Ich sitze auf der Veranda meines Bungalows, tippe den Reisebericht in die iPad-Tastatur - und werde dabei immer wieder abgelenkt von diesem Ausblick: Eine zartgrüne Ebene breitet sich vor der Lodge aus. Pukus und Impalas sind zu sehen. Ibisse, Jacanas und andere Wasservögel suchen nach Futter. Dahinter ist die Kante des Luangwa-Flussbetts zu erkennen. Die Ebene vor der Lodge zieht immer Wild an, weil sie auch in der Trockenzeit feucht bleibt. Verantwortlich dafür ist eine Thermalquelle, deren 37,5 Grad heißes Wasser zunächst in einen separaten kleinen Pool fließt, eine warme Badewanne sozusagen. Der Überlauf speist dann die feuchten Wiesen, auf denen die Antilopen grasen.

Um in den Nationalpark zu gelangen, müssen wir nicht die vielbefahrene Brücke am Haupteingang benutzen. Für Kafunta und eine Handvoll anderer kleiner Lodges gibt es eine Ponton-Fähre, auf die gerade ein Auto passt. Zwei Männer ziehen sie mit hölzernen Griffen, die in ein Stahlseil eingehängt wird, über den Fluss. Zunächst verläuft die Pirschfahrt recht ruhig. Wir sehen ein paar Thornicroft-Giraffen, die es nur im Luangwa-Tal gibt und zu deren Schutz hier schon 1904 das erste Reservat eingerichtet wurde. Nach einer Weile entdecken wir noch drei recht faule Löwen im trockenen Gras. Erst nach dem Sundowner, als die Dunkelheit hereinbricht, wird es spannender. Vor uns sehen wir zwei andere Pirschfahrzeuge, die mit den Suchscheinwerfern in einen Baum leuchten. Sie haben einen Leoparden entdeckt, der ein frisch geschlagenes Impala ins hohe Geäst gezogen hat und nun beginnt, die Beute zu verspeisen. Bald taucht einer der Löwen auf, schleicht um den Baum und blickt immer wieder nach oben. Schließlich muss er einsehen, dass er keine Chance hat. Er zieht von dannen. Zwei große Katzenarten zusammen zu beobachten ist schon etwas Besonderes. Leider wird die Szenerie von den lauten Passagieren der beiden anderen Pirschfahrzeuge gestört.

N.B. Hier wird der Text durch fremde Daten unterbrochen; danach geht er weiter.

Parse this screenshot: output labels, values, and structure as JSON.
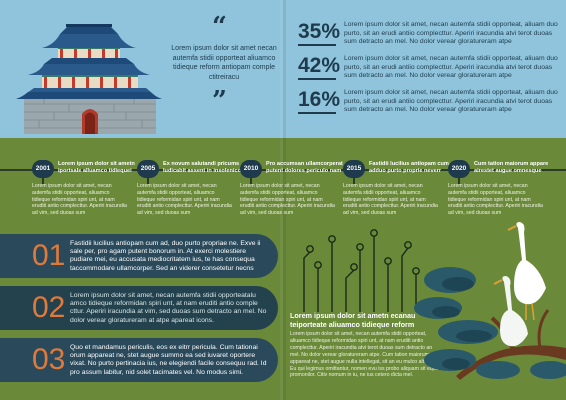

Als noch ein weiteres Auto hinzustößt, wird es uns hier endgültig zu viel. Wir sind in der tierreichen, zentralen Region des Parks, nahe dem Haupteingang. Hier befinden sich auch die meisten Lodges. Ich hoffe auf ein ruhigeres Naturerlebnis, wenn ich in den kommenden Tagen die abgelegenen, kleinen Buschcamps besuche.

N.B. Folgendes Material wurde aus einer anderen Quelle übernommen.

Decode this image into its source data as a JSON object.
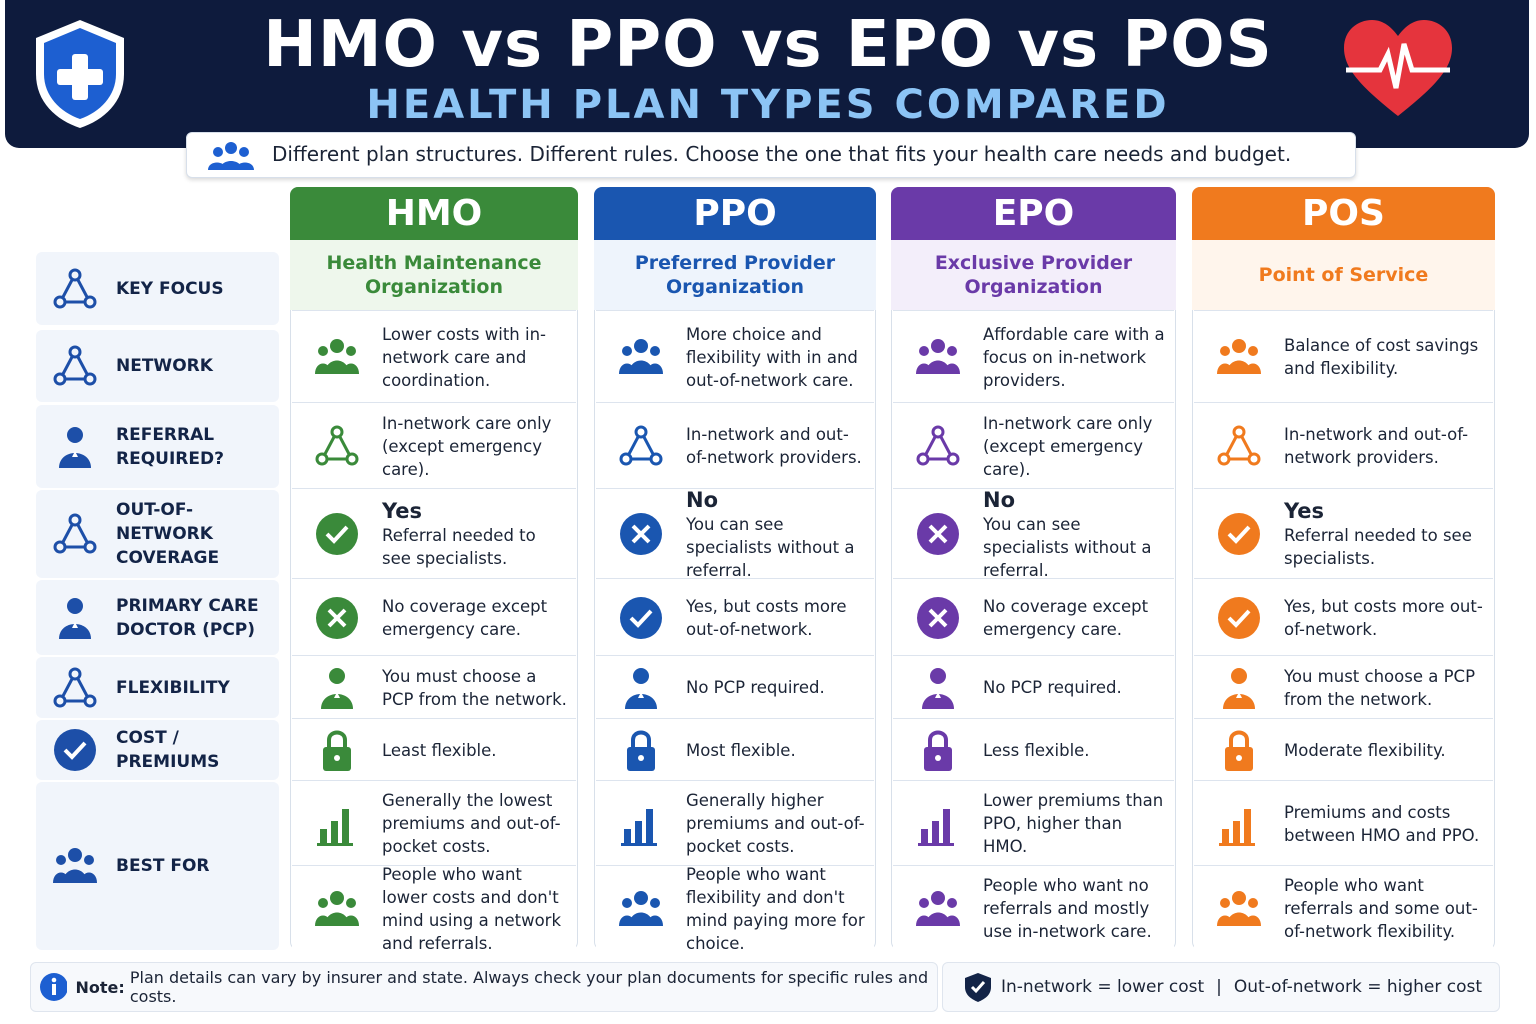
{
  "header": {
    "title": "HMO vs PPO vs EPO vs POS",
    "subtitle": "HEALTH PLAN TYPES COMPARED",
    "tagline": "Different plan structures. Different rules. Choose the one that fits your health care needs and budget."
  },
  "row_labels": [
    "KEY FOCUS",
    "NETWORK",
    "REFERRAL REQUIRED?",
    "OUT-OF-NETWORK COVERAGE",
    "PRIMARY CARE DOCTOR (PCP)",
    "FLEXIBILITY",
    "COST / PREMIUMS",
    "BEST FOR"
  ],
  "plans": [
    {
      "name": "HMO",
      "full_name": "Health Maintenance Organization",
      "cells": [
        {
          "text": "Lower costs with in-network care and coordination."
        },
        {
          "text": "In-network care only (except emergency care)."
        },
        {
          "heading": "Yes",
          "text": "Referral needed to see specialists."
        },
        {
          "text": "No coverage except emergency care."
        },
        {
          "text": "You must choose a PCP from the network."
        },
        {
          "text": "Least flexible."
        },
        {
          "text": "Generally the lowest premiums and out-of-pocket costs."
        },
        {
          "text": "People who want lower costs and don't mind using a network and referrals."
        }
      ]
    },
    {
      "name": "PPO",
      "full_name": "Preferred Provider Organization",
      "cells": [
        {
          "text": "More choice and flexibility with in and out-of-network care."
        },
        {
          "text": "In-network and out-of-network providers."
        },
        {
          "heading": "No",
          "text": "You can see specialists without a referral."
        },
        {
          "text": "Yes, but costs more out-of-network."
        },
        {
          "text": "No PCP required."
        },
        {
          "text": "Most flexible."
        },
        {
          "text": "Generally higher premiums and out-of-pocket costs."
        },
        {
          "text": "People who want flexibility and don't mind paying more for choice."
        }
      ]
    },
    {
      "name": "EPO",
      "full_name": "Exclusive Provider Organization",
      "cells": [
        {
          "text": "Affordable care with a focus on in-network providers."
        },
        {
          "text": "In-network care only (except emergency care)."
        },
        {
          "heading": "No",
          "text": "You can see specialists without a referral."
        },
        {
          "text": "No coverage except emergency care."
        },
        {
          "text": "No PCP required."
        },
        {
          "text": "Less flexible."
        },
        {
          "text": "Lower premiums than PPO, higher than HMO."
        },
        {
          "text": "People who want no referrals and mostly use in-network care."
        }
      ]
    },
    {
      "name": "POS",
      "full_name": "Point of Service",
      "cells": [
        {
          "text": "Balance of cost savings and flexibility."
        },
        {
          "text": "In-network and out-of-network providers."
        },
        {
          "heading": "Yes",
          "text": "Referral needed to see specialists."
        },
        {
          "text": "Yes, but costs more out-of-network."
        },
        {
          "text": "You must choose a PCP from the network."
        },
        {
          "text": "Moderate flexibility."
        },
        {
          "text": "Premiums and costs between HMO and PPO."
        },
        {
          "text": "People who want referrals and some out-of-network flexibility."
        }
      ]
    }
  ],
  "footer": {
    "note_label": "Note:",
    "note_text": "Plan details can vary by insurer and state. Always check your plan documents for specific rules and costs.",
    "legend": [
      "In-network = lower cost",
      "Out-of-network = higher cost"
    ]
  }
}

Nachtpirschfahrten sind in South Luangwa Standard. Allerdings sind sie zeitlich begrenzt. Bis 20 Uhr müssen die Autos den Nationalpark verlassen haben. Bis am nächsten Morgen um 6 Uhr das Tor wieder geöffnet wird, haben die Tiere ihre Ruhe von den fotografierenden Besuchern, die indirekt ihr Überleben sichern. Häufig haben nämlich Wilderer in jenen Gegenden ein leichteres Spiel, in denen es keinen Tourismus gibt.